Netflix respecte les lois fiscales partout où elle a des activités. En vertu des lois canadiennes, les services en ligne étrangers comme Netflix ne sont pas tenus de percevoir ni de verser la taxe de vente.

Corie Wright, directrice de la politique publique mondiale chez Netflix

Selon Netflix, l’entreprise n’a bénéficié d’aucun traitement de faveur, puisqu'aucun fournisseur de service en ligne « étranger ou domestique » n'est actuellement tenu par la loi de percevoir les taxes au Canada.

Pour ce qui est du Fonds canadien des médias auquel contribuent les câblodistributeurs, Netflix explique en être exempté par les lois canadiennes, puisqu’il n’exploite aucun service de câblodistribution au Canada.

On cite un règlement adopté par le CRTC en 1999 qui l’en exempte.

La « taxe Netflix » dans le monde

Bien que le Canada n'y figurera pas, la liste des pays ayant déjà adopté une telle taxation est longue.

C’est la Norvège qui a ouvert le bal en 2011. D’autres pays lui ont rapidement emboîté le pas, comme le Japon, ainsi que l’Union européenne, qui ont tous deux imposé une taxe de 18 % à la multinationale.

Les derniers pays en date sont l’Australie et la France, qui ont respectivement imposé une taxe de 10 et 2 % aux plateformes numériques, dont Netflix et Amazon.

La Suisse, l’Islande, l'Afrique du Sud, la Russie, la Nouvelle-Zélande, Israël, la Corée du Sud, et certains États américains ont également adopté une forme ou une autre de « taxe Netflix ».

Au sujet de la récente augmentation de tarif

En ce qui a trait à la récente hausse de tarif de 1 $ par mois annoncée par Netflix, la compagnie assure qu’elle n’a rien à voir avec son futur investissement de 500 millions de dollars au Canada.

Selon Netflix, cette augmentation a été rendue nécessaire en raison du phénomène d’enchères généré par la compétition que se livrent les géants de la diffusion en continu et les grands réseaux pour acheter l’exclusivité des meilleurs séries et films.

Soulignant que c’est la première fois que Netflix ouvrira une plateforme hors des États-Unis, Corie Wright explique que l’investissement de 500 millions qui créera Netflix Canada permettra de travailler directement avec les créateurs, acteurs, producteurs et techniciens canadiens autant en français qu’en anglais.

Nous avons investi au Canada parce que les Canadiens créent des histoires universelles de qualité.
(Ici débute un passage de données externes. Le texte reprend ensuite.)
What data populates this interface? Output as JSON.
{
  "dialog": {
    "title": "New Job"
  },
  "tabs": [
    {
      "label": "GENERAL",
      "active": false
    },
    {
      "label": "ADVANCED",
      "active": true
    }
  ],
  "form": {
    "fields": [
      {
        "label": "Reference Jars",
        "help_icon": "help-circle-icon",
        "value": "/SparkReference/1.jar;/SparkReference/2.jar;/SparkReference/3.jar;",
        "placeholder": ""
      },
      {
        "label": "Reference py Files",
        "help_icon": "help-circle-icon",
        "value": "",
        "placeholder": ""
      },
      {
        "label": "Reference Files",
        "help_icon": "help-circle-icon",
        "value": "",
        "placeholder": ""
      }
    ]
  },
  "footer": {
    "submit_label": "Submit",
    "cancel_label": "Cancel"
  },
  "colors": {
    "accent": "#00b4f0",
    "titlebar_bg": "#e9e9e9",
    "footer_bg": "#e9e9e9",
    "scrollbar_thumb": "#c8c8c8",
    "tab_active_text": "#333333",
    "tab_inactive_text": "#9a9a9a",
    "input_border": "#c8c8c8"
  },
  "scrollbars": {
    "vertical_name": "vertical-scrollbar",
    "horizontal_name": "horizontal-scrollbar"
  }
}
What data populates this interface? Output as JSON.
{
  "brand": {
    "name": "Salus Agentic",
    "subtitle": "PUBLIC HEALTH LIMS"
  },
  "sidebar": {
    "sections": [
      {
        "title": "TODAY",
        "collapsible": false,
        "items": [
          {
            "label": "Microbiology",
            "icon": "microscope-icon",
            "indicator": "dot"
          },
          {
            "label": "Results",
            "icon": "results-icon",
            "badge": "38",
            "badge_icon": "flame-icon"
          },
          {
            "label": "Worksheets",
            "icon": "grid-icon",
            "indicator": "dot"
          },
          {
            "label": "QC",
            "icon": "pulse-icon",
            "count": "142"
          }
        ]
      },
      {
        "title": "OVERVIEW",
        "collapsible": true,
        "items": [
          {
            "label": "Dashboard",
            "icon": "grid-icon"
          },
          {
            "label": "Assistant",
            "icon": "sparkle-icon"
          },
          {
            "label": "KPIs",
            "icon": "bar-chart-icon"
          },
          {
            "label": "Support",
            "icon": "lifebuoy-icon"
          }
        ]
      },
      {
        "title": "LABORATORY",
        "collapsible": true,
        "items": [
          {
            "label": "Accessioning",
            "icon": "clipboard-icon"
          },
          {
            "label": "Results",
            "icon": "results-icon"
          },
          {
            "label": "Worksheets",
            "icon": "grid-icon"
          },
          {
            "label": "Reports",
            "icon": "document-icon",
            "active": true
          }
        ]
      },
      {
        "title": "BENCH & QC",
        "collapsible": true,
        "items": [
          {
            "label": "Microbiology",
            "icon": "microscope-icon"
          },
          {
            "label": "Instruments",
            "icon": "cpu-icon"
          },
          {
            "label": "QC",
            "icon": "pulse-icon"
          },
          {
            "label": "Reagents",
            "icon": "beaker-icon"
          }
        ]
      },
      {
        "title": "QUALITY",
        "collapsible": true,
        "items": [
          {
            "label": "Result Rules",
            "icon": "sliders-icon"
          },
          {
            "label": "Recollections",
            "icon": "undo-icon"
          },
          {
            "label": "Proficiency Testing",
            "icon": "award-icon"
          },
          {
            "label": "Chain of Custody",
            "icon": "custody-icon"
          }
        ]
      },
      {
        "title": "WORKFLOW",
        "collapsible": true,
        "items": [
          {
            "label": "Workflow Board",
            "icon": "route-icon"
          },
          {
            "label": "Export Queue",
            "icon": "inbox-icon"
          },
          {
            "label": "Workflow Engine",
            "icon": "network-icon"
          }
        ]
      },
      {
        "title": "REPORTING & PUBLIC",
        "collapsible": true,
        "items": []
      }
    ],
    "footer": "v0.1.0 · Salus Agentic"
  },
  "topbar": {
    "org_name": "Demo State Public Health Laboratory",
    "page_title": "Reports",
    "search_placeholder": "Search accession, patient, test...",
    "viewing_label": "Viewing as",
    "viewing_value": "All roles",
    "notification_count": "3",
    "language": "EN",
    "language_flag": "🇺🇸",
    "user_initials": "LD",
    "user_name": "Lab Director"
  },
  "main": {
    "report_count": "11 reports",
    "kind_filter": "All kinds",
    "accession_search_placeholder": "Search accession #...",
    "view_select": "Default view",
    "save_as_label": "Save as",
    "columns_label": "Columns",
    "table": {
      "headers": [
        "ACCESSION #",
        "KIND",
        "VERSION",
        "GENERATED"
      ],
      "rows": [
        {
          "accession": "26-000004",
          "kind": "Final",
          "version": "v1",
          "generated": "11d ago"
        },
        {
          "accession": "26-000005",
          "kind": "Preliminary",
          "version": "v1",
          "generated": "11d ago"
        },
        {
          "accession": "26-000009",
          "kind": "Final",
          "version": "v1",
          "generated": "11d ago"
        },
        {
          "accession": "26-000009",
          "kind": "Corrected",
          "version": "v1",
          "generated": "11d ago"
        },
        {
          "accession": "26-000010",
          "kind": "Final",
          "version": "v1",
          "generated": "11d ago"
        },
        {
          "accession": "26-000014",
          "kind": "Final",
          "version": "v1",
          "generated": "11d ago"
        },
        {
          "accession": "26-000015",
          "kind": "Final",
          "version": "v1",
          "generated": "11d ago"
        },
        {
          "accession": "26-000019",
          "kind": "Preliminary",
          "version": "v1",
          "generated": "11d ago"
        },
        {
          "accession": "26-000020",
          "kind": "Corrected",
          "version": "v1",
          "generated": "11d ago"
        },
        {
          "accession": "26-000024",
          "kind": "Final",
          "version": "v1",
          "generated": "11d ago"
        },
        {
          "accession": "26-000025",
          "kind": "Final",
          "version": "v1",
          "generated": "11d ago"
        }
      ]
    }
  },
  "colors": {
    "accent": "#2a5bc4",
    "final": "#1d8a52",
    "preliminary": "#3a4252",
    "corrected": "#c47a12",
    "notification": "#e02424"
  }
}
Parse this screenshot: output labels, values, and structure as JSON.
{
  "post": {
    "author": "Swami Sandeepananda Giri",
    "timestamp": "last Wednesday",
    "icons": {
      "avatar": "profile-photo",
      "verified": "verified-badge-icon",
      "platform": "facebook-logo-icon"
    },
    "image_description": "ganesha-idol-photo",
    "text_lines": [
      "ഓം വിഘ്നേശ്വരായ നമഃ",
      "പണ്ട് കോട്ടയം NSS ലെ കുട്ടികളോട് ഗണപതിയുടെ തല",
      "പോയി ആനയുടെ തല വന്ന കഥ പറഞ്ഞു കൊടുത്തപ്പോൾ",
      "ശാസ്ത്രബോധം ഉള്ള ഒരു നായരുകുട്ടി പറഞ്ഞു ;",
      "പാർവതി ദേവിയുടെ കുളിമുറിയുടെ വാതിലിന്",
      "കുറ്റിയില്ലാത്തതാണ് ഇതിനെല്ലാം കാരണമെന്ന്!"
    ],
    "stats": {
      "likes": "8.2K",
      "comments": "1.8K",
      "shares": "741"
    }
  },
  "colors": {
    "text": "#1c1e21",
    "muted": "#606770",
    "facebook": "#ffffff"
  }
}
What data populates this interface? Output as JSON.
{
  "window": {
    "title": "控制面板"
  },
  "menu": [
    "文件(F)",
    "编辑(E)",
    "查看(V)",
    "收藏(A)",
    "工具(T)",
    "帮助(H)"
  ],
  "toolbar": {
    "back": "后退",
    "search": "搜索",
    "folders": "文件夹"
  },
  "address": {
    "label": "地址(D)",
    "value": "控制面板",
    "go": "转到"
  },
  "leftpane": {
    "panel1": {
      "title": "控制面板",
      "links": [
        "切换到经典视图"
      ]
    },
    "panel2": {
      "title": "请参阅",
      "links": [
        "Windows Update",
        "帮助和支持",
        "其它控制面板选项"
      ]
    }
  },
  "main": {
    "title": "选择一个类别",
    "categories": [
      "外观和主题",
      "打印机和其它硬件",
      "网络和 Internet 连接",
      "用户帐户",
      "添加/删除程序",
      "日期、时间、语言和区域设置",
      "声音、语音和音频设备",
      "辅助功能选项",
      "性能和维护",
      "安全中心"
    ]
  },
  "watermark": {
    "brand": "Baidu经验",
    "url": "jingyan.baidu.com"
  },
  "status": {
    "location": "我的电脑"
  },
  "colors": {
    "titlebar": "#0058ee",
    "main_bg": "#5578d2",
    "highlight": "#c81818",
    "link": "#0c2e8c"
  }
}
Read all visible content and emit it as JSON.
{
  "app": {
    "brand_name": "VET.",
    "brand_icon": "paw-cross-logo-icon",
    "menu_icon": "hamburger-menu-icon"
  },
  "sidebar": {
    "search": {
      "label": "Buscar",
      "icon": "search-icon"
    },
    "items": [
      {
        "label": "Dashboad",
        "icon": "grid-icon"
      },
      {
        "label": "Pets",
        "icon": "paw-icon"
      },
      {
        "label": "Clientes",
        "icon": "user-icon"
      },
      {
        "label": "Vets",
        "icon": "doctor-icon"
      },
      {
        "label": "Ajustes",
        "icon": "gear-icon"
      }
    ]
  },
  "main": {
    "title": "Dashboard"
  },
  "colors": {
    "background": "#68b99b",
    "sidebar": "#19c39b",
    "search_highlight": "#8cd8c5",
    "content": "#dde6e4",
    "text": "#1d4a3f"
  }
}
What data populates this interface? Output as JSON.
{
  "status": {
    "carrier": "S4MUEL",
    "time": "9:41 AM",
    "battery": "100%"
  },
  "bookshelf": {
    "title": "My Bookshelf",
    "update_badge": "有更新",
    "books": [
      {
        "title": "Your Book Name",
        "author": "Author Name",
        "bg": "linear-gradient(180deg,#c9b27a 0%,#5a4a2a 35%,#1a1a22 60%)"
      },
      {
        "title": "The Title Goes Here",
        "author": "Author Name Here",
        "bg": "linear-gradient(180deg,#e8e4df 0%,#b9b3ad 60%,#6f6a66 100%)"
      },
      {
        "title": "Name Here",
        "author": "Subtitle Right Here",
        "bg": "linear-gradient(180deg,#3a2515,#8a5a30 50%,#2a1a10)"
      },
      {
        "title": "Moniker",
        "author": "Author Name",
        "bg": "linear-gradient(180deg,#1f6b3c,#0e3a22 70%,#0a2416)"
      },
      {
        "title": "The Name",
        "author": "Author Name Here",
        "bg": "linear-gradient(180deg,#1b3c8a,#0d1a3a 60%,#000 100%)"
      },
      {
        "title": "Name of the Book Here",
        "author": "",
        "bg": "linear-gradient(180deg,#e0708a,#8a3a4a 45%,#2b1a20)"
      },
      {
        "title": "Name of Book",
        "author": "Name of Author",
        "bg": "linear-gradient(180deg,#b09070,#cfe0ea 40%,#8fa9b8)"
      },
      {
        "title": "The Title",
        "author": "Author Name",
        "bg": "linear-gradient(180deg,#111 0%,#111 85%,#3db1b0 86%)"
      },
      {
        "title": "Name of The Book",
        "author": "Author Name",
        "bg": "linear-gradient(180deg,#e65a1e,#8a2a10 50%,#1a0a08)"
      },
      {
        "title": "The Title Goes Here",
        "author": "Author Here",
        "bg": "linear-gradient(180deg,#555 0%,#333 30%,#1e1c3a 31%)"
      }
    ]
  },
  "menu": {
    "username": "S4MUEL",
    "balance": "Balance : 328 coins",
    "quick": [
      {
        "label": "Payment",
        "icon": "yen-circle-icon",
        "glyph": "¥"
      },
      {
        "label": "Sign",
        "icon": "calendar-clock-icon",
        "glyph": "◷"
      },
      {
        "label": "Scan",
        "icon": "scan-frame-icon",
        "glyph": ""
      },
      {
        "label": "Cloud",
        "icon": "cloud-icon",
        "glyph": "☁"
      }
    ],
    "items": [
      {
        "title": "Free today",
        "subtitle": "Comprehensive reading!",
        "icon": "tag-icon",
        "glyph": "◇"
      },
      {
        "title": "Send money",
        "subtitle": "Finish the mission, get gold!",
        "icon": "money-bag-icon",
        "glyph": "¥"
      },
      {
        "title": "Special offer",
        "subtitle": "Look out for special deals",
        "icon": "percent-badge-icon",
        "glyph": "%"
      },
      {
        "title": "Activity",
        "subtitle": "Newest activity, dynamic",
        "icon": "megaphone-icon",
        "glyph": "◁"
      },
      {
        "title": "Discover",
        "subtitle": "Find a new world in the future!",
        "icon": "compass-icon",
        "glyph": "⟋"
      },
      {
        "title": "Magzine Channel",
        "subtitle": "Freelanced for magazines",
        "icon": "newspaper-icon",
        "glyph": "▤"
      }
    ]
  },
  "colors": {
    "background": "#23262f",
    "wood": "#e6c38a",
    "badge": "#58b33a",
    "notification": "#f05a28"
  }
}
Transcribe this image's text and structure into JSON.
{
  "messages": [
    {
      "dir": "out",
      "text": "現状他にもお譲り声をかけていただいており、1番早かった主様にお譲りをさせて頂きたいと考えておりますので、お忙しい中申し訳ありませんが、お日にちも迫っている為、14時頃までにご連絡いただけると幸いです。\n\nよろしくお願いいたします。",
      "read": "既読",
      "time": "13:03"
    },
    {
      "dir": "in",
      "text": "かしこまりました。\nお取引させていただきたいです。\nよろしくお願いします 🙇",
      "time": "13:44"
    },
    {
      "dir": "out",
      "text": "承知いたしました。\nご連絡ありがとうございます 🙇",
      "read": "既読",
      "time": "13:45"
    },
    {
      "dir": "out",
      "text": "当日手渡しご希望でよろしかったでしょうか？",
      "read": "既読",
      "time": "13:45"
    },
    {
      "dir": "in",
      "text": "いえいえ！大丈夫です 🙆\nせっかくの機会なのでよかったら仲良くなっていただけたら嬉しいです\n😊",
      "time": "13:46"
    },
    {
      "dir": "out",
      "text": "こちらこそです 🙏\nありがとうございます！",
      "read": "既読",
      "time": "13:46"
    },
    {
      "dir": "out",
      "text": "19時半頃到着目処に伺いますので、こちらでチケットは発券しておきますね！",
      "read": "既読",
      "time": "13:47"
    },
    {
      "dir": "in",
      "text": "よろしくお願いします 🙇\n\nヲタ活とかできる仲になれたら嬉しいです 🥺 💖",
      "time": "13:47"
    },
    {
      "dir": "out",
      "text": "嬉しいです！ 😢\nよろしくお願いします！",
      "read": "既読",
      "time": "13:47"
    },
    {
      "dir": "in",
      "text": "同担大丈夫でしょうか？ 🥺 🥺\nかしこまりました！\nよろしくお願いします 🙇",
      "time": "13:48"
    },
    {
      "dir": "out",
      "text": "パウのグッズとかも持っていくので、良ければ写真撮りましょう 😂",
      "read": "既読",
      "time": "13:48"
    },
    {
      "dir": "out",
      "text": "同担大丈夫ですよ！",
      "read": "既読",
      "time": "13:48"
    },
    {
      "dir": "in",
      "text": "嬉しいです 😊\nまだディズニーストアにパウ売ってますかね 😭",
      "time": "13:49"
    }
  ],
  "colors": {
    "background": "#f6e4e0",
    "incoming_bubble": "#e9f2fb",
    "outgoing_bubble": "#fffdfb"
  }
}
Notre volonté de travailler au Canada en dit beaucoup plus long sur la qualité et la force du contenu, du talent et des équipes d’ici qu’un engagement financier, peu importe le montant.

Corie Wright, directrice de la politique publique mondiale chez Netflix

« Nous avons encore du travail à faire lorsqu’il s’agit de trouver de bonnes histoires du Québec racontées en français. C’est pourquoi en plus du demi-milliard de dollars canadiens investi, nous nous sommes engagés à investir 25 millions de dollars canadiens dans des activités de développement de marché sur une période de cinq ans. », répond Neflix en ce qui a trait aux inquiétudes soulevées par rapport au manque de contenu francophone d’ici dans son offre.